A meninice pré-adolescente e adolescente do narrador dá um colorido particularmente erotizado aos fragmentos que retornam do passado, o que permite aos múltiplos ‘eus’ do bloguista intuir os desejos ávidos e predadores dos homens que circulavam pela cidade em construção, e que o menino, na época, observava apenas de fora. Dessa técnica multi-focal resultam interessantes sobreposições de imagens ‘inocentes’ – descrições muito palpáveis de corpos e roupas femininos, ou da vestimenta masculina com suas conotações hierárquicas e sociais: botas caprichosamente enceradas, por exemplo -, e de vislumbres que adivinham e antecipam os gestos predadores, cálculos assombrosos e armações infames que resultarão pouco a pouco das rivalidades veladas desses conquistadores do novo-nosso Brasil.

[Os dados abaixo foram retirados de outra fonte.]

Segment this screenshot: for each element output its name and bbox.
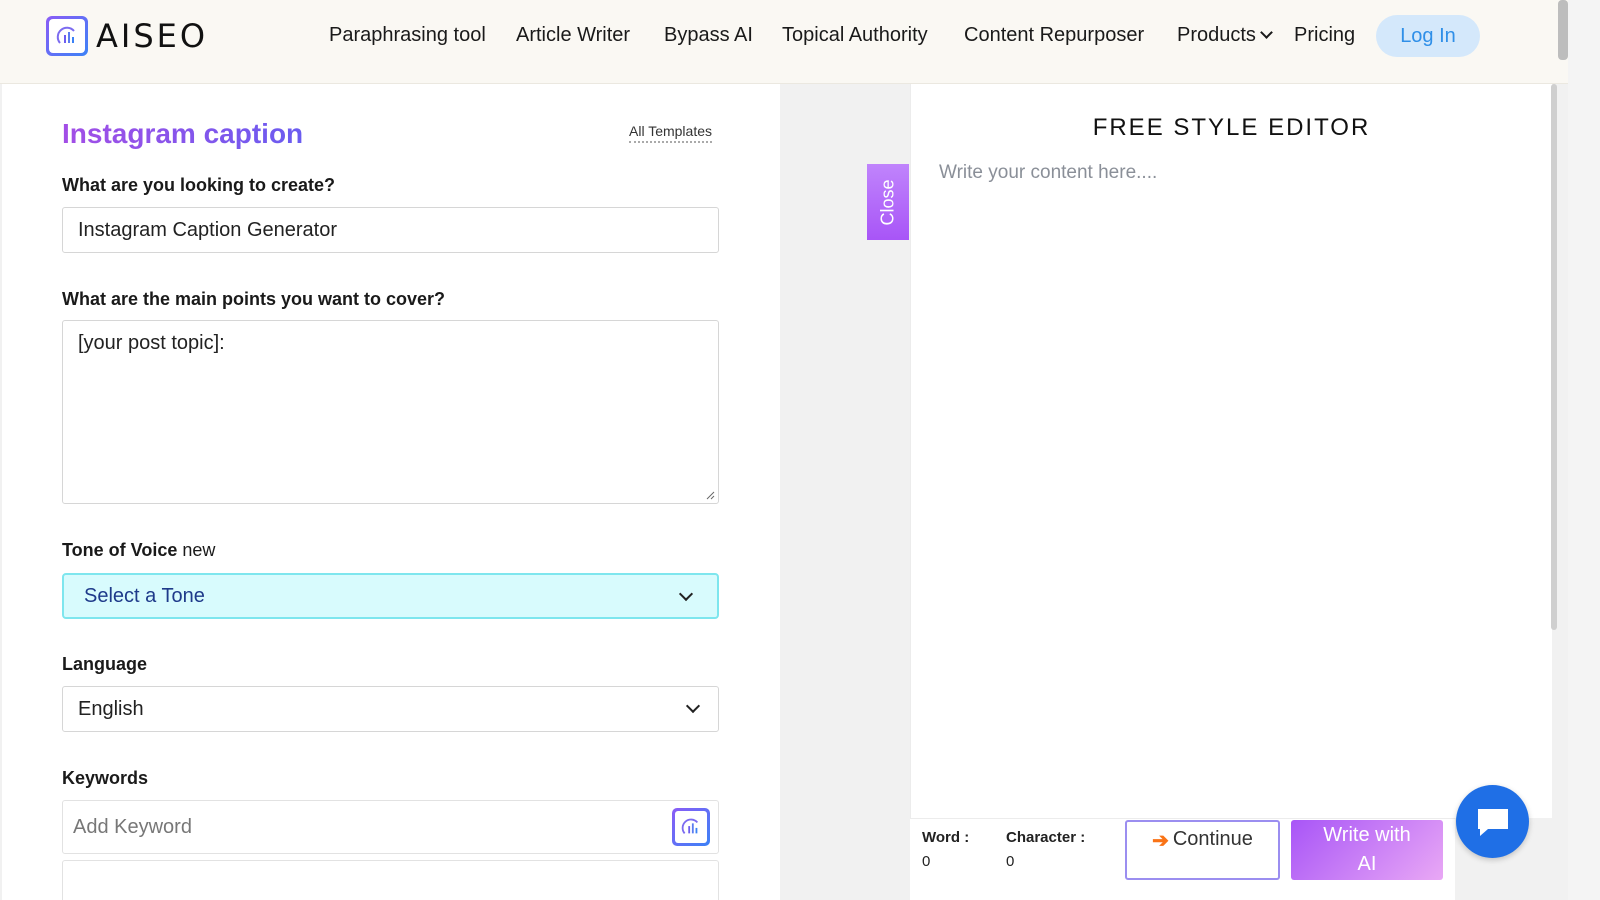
chevron-down-icon	[685, 698, 701, 714]
nav-content-repurposer[interactable]: Content Repurposer	[964, 24, 1144, 47]
nav-products[interactable]: Products	[1177, 24, 1273, 47]
char-count-value: 0	[1006, 853, 1015, 870]
tone-label: Tone of Voice new	[62, 540, 215, 561]
create-question-label: What are you looking to create?	[62, 175, 336, 195]
keyword-suggest-button[interactable]	[672, 808, 710, 846]
word-count-value: 0	[922, 853, 931, 870]
continue-button[interactable]: ➔ Continue	[1125, 820, 1280, 880]
free-style-editor: FREE STYLE EDITOR Write your content her…	[910, 84, 1552, 818]
bar-chart-logo-icon	[675, 811, 707, 843]
write-with-ai-line1: Write with	[1323, 824, 1411, 846]
nav-topical-authority[interactable]: Topical Authority	[782, 24, 928, 47]
keywords-label: Keywords	[62, 768, 149, 788]
tone-select[interactable]: Select a Tone	[62, 573, 719, 619]
bar-chart-logo-icon	[46, 16, 88, 56]
chevron-down-icon	[1260, 26, 1273, 39]
editor-footer: Word : 0 Character : 0 ➔ Continue Write …	[910, 818, 1455, 900]
language-select-value: English	[78, 697, 144, 720]
close-editor-button[interactable]: Close	[867, 164, 909, 240]
tone-select-value: Select a Tone	[84, 584, 205, 607]
write-with-ai-line2: AI	[1357, 853, 1377, 875]
page-scrollbar-track[interactable]	[1568, 0, 1600, 900]
char-count-label: Character :	[1006, 829, 1086, 846]
chat-button[interactable]	[1456, 785, 1529, 858]
chat-bubble-icon	[1477, 808, 1508, 836]
next-field-box[interactable]	[62, 860, 719, 900]
arrow-right-icon: ➔	[1152, 830, 1169, 852]
word-count-label: Word :	[922, 829, 970, 846]
resize-handle-icon[interactable]	[705, 490, 715, 500]
points-text: [your post topic]:	[78, 332, 225, 354]
continue-label: Continue	[1172, 828, 1253, 850]
points-textarea[interactable]: [your post topic]:	[62, 320, 719, 504]
language-select[interactable]: English	[62, 686, 719, 732]
points-question-label: What are the main points you want to cov…	[62, 289, 446, 309]
editor-scrollbar[interactable]	[1551, 84, 1557, 630]
login-button[interactable]: Log In	[1376, 15, 1480, 57]
aiseo-logo[interactable]: AISEO	[46, 16, 208, 56]
template-form-panel: Instagram caption All Templates What are…	[2, 84, 780, 900]
editor-title: FREE STYLE EDITOR	[1092, 114, 1371, 141]
editor-content-area[interactable]: Write your content here....	[939, 162, 1157, 184]
tone-new-badge: new	[182, 540, 216, 560]
nav-pricing[interactable]: Pricing	[1294, 24, 1355, 47]
all-templates-link[interactable]: All Templates	[629, 123, 713, 143]
template-title: Instagram caption	[62, 118, 304, 149]
chevron-down-icon	[678, 586, 694, 602]
language-label: Language	[62, 654, 148, 674]
keyword-input[interactable]: Add Keyword	[62, 800, 719, 854]
page-scrollbar-thumb[interactable]	[1558, 0, 1568, 60]
nav-article-writer[interactable]: Article Writer	[516, 24, 630, 47]
nav-products-label: Products	[1177, 24, 1256, 46]
keyword-placeholder: Add Keyword	[73, 815, 192, 838]
tone-label-text: Tone of Voice	[62, 540, 178, 560]
nav-bypass-ai[interactable]: Bypass AI	[664, 24, 753, 47]
nav-paraphrasing-tool[interactable]: Paraphrasing tool	[329, 24, 486, 47]
brand-name: AISEO	[96, 17, 209, 55]
top-navbar: AISEO Paraphrasing tool Article Writer B…	[0, 0, 1568, 84]
write-with-ai-button[interactable]: Write with AI	[1291, 820, 1443, 880]
close-label: Close	[877, 178, 898, 226]
create-input[interactable]: Instagram Caption Generator	[62, 207, 719, 253]
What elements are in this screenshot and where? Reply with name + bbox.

A aventura dos engenheiros e políticos, especuladores imobiliários e policiais que mandam na cidade livre entretece-se com a trajetória semi-oculta (e ocultista-espiritista) de Lucrécia – puta baiana, ‘princesa’ brasiliense e sacerdotisa de uma seita de fracassados e criminosos –, que enfeitiça todos os homens da Cidade Livre, destruindo sua paz como uma labareda, mas ao mesmo tempo vítima ‘protegida’, explorada e destruída pelos mais valentes destes mandões. A morte misteriosa e suspeita de Valdivino, seu companheiro baiano marginalizado pelos mais poderosos, é o mistério que intriga o bloguista e o fio vermelho da narrativa.

Não é um romance apenas, é um documento precioso que capta o mundo submerso da história recente de uma cidade, de um pais e de uma forma de vida profundamente ancorada nas tradições (talvez esquecidas) do Brasil.